Lillian Tørlen is a visual artist living and working in Oslo, Norway. Her work is driven by a situational sensitivity, often with a point of departure in human psychology and behaviour.
Through sculptures and installations in various materials, she invites the viewer to re-evaluate spaces and the objects within them, to pause and consider a chain of events, or to simply contemplate the dialogue happening between the piece and the space. Her ceramic pieces are mostly made by modelling, with minimal glazing to preserve the clay’s organic expression.
Lillian holds a Master of Fine Arts from Oslo National Academy of the Arts, and a Bachelor of Art in Art & Design from Central Saint Martins, University of the Arts London. She has participated extensively in projects and exhibitions both nationally and internationally. Among them and most recently, The Norwegian Drawing Association, Experimental Gastronomy by Steinbeisser, Østlandsutstillingen, Vestlandsutstillingen, North Norwegian Art Centre, Norwegian Presence Milano, Chart Design Fair Copenhagen and Patrick Parrish New York.
Justine Woods is a garment artist, designer, educator and researcher based in Tkaronto (Toronto). She holds a Bachelor of Design in Fashion Design from X University*, a Master of Design from OCAD University, and is currently a Doctoral Candidate in the Media and Design Innovation PhD program X University*. Justine identifies as an Aabitaawikwe and is a member of what is presently known as the Georgian Bay Métis Community.
*The university is currently under the process of being renamed after accepting all 22 recommendations from the Standing Strong (Mash Koh Wee Kah Pooh Win) Task Force.
The work of the collaborative art and design practice Wednesday Architecture balances narrative and sculptural storytelling, combined with a fascination of materials, their properties and attributes. Founders Sofie Trier Mørk and Lise Bjerre Schmidt, both trained architects, started collaborating under the name Wednesday Architecture in 2013. Their work and art installations take on a playful, but exclusive approach. They develop all their pieces directly in physical models and mock-ups.This greatly impacts the result, embedding attributes of the materials in the choice and composition of the works. Today, they work from their studio in Copenhagen, Denmark: a laboratory for experiments and development, aiming to challenge conventions and to pull their designs along unexpected paths.
Only One Yes is a research studio run by Hong Kong-Canadian designer Boris Yu.
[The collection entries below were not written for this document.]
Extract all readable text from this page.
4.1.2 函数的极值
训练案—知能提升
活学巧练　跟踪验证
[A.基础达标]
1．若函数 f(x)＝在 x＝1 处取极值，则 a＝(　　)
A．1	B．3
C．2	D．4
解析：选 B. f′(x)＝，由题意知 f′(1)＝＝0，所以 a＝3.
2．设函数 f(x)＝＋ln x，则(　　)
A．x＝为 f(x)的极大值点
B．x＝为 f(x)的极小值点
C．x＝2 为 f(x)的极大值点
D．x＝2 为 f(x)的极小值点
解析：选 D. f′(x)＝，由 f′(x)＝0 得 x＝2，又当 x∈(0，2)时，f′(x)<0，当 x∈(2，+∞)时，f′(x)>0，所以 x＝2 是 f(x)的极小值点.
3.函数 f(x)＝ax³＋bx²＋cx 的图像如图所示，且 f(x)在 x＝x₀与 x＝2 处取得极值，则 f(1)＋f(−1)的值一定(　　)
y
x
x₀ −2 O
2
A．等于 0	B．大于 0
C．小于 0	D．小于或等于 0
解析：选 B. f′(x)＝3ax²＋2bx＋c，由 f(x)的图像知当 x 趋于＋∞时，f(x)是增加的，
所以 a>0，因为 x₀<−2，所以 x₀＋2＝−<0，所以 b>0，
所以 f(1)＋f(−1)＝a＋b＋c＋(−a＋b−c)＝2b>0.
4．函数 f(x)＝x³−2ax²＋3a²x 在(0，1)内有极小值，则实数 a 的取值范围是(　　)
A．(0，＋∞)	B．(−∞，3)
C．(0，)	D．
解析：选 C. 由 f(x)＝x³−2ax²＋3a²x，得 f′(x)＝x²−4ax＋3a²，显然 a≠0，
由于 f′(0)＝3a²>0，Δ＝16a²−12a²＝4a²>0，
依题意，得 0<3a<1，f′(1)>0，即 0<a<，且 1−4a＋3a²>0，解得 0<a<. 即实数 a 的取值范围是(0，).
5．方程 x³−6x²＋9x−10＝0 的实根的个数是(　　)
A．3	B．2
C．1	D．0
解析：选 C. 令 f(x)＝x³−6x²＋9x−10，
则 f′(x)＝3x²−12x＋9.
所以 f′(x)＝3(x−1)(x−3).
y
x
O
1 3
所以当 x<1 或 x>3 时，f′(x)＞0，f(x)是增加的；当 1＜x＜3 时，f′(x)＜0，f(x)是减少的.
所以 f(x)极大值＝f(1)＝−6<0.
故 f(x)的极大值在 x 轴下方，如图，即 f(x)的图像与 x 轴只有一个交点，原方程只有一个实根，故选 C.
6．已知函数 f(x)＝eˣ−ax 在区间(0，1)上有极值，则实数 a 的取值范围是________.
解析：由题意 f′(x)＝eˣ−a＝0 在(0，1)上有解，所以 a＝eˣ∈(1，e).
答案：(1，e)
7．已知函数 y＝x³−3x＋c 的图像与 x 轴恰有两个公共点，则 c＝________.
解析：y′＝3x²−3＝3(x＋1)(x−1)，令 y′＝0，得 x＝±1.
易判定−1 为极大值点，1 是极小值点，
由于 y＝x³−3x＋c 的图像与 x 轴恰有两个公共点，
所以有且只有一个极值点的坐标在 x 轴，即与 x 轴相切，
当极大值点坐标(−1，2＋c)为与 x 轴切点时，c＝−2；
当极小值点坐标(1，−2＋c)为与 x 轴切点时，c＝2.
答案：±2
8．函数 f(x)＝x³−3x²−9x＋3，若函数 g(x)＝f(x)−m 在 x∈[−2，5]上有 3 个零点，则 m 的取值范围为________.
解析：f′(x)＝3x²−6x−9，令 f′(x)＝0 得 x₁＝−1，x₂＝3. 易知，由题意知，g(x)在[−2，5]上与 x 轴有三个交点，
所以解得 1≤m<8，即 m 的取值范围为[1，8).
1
Intrigued by discourses about natural and unnatural worlds, his fascination with lived experience addresses our increasingly unrelatable and emotionally detached environment. Boris’ body of work currently focuses on conceptual material research, grounded in a methodology that upholds the intimate aspects that make us human and generates unique stories. This empathetic approach to designing embraces chaos and ambiguity, providing a grey space for emotional catharsis and to question the processes affecting the way our communities are shaped.